Ancien Secrétaire Général d’une grande centrale syndicale et figure respectée du dialogue social, Guillaume Attigbé était l’invité de l’émission « L’Entretien » ce dimanche 22 février 2026. Loin de toute critique, il a tenu à saluer avec force les transformations concrètes du pays et a exprimé sa pleine confiance en la jeunesse pour porter le flambeau de la Rupture.

C’est un témoignage empreint de reconnaissance et de sérénité qu’a livré Guillaume Attigbé sur le plateau d’ESAE TV. Trente-six ans après la Conférence Nationale, l’ancien président du CNDS pose un regard approbateur sur l’évolution actuelle du Bénin, affirmant que le socle du développement est désormais solidement posé.

Un hommage à l’audace présidentielle

Pour Guillaume Attigbé, le bilan des dix dernières années est sans équivoque : Patrice Talon a été l’homme de la situation. Qualifiant le Chef de l’État de dirigeant « Kamikaze » — au sens noble de celui qui ose l’impossible pour le bien de la nation —, il a souligné que les résultats sont aujourd’hui visibles par tous. « Il a fait du concret », a-t-il martelé, citant la modernisation des infrastructures, la lutte efficace contre la corruption et la dématérialisation de l’administration.

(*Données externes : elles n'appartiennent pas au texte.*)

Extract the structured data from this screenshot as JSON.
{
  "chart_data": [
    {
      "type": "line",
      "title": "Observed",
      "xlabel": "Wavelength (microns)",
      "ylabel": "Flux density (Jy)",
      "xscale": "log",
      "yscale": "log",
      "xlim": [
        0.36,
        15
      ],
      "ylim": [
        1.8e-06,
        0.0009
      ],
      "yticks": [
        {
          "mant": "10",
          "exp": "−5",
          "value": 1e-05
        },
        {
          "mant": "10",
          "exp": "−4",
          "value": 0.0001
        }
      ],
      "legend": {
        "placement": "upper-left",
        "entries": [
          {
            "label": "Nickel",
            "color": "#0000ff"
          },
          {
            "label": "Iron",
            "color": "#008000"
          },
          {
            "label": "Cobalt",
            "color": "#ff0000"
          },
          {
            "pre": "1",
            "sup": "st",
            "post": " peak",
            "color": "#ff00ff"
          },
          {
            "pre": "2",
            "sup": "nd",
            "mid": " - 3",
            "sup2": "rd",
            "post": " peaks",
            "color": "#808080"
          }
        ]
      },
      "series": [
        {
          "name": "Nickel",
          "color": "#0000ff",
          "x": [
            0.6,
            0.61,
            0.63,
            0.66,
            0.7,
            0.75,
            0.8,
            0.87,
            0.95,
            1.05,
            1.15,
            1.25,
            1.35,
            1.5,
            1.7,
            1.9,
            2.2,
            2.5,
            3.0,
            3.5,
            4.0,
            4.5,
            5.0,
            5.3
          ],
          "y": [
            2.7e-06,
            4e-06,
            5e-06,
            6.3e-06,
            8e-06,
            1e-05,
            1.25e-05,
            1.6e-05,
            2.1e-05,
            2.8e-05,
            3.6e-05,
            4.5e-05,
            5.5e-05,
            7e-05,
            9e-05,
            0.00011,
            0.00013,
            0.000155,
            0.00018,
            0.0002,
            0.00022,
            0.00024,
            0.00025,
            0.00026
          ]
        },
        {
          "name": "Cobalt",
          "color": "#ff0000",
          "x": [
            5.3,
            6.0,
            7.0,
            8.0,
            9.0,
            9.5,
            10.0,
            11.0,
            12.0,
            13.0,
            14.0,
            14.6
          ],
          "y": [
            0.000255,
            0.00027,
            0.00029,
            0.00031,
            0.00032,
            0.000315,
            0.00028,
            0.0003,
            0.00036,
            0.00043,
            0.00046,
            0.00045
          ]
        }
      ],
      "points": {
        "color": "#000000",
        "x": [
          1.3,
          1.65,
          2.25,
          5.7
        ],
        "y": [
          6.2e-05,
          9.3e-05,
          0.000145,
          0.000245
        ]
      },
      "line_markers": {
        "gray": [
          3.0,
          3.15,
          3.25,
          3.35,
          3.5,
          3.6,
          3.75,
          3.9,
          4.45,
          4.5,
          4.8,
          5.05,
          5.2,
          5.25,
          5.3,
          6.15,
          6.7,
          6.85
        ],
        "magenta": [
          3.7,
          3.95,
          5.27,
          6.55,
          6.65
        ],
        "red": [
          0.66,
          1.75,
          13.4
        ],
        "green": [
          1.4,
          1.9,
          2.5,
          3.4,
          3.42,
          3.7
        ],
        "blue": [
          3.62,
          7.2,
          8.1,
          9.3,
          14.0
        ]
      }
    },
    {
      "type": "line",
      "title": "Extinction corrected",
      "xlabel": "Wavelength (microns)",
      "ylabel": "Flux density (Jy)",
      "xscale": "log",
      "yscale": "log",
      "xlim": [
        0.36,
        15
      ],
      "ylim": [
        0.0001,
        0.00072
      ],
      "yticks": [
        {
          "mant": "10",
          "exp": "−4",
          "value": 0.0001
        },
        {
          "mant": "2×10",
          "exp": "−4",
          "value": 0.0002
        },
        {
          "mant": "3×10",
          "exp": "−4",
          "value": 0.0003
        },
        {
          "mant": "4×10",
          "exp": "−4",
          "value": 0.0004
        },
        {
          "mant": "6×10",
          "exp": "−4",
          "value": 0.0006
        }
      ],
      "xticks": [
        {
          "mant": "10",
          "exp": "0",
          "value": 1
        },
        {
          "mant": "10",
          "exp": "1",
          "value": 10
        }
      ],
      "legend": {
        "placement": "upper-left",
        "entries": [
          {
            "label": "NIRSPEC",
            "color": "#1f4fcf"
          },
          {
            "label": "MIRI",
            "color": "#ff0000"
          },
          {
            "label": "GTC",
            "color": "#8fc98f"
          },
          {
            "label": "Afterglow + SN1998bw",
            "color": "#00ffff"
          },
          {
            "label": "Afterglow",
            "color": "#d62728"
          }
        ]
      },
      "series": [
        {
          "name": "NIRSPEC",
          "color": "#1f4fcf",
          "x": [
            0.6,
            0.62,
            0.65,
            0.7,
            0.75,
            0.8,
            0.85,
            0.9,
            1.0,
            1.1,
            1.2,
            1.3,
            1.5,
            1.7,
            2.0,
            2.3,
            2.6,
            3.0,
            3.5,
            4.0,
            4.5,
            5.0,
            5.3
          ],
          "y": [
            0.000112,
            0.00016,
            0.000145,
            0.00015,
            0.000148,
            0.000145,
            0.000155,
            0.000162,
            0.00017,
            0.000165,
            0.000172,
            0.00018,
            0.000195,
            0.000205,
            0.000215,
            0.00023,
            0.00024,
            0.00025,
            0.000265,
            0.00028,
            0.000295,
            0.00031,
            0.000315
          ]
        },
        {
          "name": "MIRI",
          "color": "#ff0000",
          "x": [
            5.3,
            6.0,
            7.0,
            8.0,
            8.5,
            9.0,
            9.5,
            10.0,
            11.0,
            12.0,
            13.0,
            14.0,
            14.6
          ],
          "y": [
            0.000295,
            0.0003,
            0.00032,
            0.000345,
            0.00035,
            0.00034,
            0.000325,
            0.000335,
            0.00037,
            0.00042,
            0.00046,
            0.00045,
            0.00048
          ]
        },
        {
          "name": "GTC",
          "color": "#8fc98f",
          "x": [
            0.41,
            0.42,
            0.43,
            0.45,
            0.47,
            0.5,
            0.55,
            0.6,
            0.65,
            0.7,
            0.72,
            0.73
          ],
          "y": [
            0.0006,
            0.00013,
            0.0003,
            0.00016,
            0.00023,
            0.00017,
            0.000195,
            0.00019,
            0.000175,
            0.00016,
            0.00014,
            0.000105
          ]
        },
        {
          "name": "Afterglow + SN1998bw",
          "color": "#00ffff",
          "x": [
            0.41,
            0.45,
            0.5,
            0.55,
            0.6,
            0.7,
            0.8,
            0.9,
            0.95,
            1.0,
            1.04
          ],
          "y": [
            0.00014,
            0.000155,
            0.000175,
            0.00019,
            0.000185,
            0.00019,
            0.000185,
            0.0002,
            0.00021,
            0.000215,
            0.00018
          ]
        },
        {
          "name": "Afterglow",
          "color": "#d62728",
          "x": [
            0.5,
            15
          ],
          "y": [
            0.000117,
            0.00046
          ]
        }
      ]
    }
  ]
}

L’invité a particulièrement insisté sur le confort apporté aux citoyens et aux retraités, qui n’ont plus à subir les lenteurs bureaucratiques d’autrefois pour obtenir leurs actes de carrière ou leurs pensions. Pour lui, le président a « touché aux intouchables » pour assainir les finances publiques et mettre le pays en marche.

Romuald Wadagni : le choix de la continuité

Abordant les perspectives de la présidentielle d’avril 2026, l’ancien syndicaliste a affiché un optimisme manifeste quant à la candidature de Romuald Wadagni. Selon ses analyses, ce choix est le plus pertinent pour garantir que les « rails » tracés ne soient pas abandonnés. Il voit en l’actuel candidat de la mouvance un homme qui a fait ses preuves et qui bénéficie d’une adhésion naturelle de la société et surtout de la jeunesse.

Loin d’y voir une simple formalité, Guillaume Attigbé estime que l’enjeu du 12 avril sera celui de la mobilisation. Il appelle les Béninois à confirmer par les urnes leur soutien à cette dynamique de progrès afin de donner au futur élu une légitimité incontestable.

Le passage de témoin à la jeunesse

Le sage du dialogue social a conclu son intervention sur une note d’espoir envers la nouvelle génération. Il se réjouit de voir des jeunes occuper désormais des postes de conseillers communaux, de maires et de députés.

Pour lui, le système partisan a permis d’épurer la classe politique et de préparer une relève de qualité. « Le pouvoir est dans vos mains, exercez-le de manière judicieuse », a-t-il lancé à l’endroit de cette jeunesse, tout en rappelant que le pays les attend désormais « au carrefour » pour confirmer les espoirs placés en eux.